More than 150 Pinoys join clinical trials for virus treatment
MANILA, Philippines — More than 150 Filipino COVID-19 patients have signed up for the global clinical trial of drugs that may be used as treatment for the severe respiratory disease caused by the new coronavirus, President Rodrigo Duterte announced on Monday night.
In his ninth report to Congress on his administration’s response to the coronavirus crisis, Mr. Duterte said 24 Philippine hospitals were participating the “Solidarity” trial initiated by the World Health Organization (WHO) in a search for drugs that may be used in treating COVID-19 ahead of the development of a vaccine.
He said 157 Filipino COVID-19 patients had been enrolled in the trial.
Down to 3 drugs
Earlier, the government said up to 500 Filipino COVID-19 patients would be enrolled in the WHO trial.

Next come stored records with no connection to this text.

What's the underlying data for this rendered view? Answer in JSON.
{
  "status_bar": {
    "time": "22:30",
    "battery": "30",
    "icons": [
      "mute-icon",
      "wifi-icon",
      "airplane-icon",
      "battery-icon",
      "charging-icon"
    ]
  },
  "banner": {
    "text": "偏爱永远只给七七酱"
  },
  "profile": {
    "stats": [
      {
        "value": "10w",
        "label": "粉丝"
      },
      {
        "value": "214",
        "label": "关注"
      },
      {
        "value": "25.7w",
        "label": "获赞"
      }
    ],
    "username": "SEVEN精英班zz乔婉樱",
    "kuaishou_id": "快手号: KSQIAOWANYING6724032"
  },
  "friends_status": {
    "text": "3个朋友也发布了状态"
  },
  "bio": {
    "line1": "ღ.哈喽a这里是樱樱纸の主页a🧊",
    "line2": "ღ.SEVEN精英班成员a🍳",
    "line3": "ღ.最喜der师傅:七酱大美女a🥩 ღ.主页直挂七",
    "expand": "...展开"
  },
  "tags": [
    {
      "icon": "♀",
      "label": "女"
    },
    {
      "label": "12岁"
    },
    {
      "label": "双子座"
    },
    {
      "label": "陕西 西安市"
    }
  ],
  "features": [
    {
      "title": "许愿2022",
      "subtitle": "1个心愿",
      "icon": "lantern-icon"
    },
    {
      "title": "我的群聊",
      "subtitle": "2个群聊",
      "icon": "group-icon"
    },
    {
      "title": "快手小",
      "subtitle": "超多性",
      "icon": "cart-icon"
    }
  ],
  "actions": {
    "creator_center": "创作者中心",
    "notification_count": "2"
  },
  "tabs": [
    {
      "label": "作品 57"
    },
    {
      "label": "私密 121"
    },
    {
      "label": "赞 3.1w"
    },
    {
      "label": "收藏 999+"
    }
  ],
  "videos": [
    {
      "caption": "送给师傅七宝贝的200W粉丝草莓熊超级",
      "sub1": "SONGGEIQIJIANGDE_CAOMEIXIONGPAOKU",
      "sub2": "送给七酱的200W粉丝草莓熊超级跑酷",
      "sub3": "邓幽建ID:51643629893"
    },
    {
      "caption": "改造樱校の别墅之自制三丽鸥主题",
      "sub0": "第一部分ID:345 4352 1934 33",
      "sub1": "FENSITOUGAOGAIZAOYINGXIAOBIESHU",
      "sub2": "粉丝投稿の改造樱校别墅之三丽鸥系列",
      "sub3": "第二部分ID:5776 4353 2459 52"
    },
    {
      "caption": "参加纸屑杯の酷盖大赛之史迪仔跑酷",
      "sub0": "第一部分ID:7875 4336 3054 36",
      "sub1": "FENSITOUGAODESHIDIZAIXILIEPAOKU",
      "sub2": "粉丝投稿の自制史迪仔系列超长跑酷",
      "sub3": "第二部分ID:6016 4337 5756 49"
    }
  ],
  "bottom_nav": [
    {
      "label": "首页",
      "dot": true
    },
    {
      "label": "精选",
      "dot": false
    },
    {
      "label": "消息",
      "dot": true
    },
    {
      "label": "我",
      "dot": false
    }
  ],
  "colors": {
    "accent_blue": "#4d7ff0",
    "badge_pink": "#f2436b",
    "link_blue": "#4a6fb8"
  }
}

The trial started with four drugs—the antimalarial hydroxychloroquine; remdesivir, under research for treatment of other coronaviruses; the anti-HIV drugs lopinavir and ritonavir or a combination of the two; and interferon.
On Monday, the WHO temporarily dropped hydroxychloroquine from its global study, saying its experts needed to review information in a paper published in the medical journal Lancet last week that said people taking the drug were at higher risk of death and heart problems.
The Department of Health (DOH) said on Tuesday it had stopped giving hydroxychloroquine to COVID-19 patients following the WHO’s suspension of the drug from the global trial. Health Undersecretary Maria Rosario Vergeire announced the DOH decision but did not disclose the condition and number of COVID-19 patients who had been given hydroxychloroquine.
“We are in the clinical trial phase. But rest assured that we have stopped giving [hydroxychloroquine] as recommended by [the] WHO,” Vergeire told reporters.
In his televised address to the nation late on Monday, the President said the government had chosen two additional sites for the clinical trial of Avigan, or favipiravir, a Japanese-developed treatment for flu, as a possible drug for COVID-19.
The additional sites brought the number of trial centers for Avigan to five.
Mr. Duterte also reported that the Department of Science and Technology (DOST) has reactivated its pharmaceutical division to work with drug makers in the development of a treatment for COVID-19.
He said the DOST division—the Industrial Technology Development Institute Pharmaceutical Development Center—would “undertake collaboration on preclinical trials, formulation, [manufacturing] and other aspects of drug development, gearing toward the Philippines’ self-sufficiency in COVID-19 treatment.”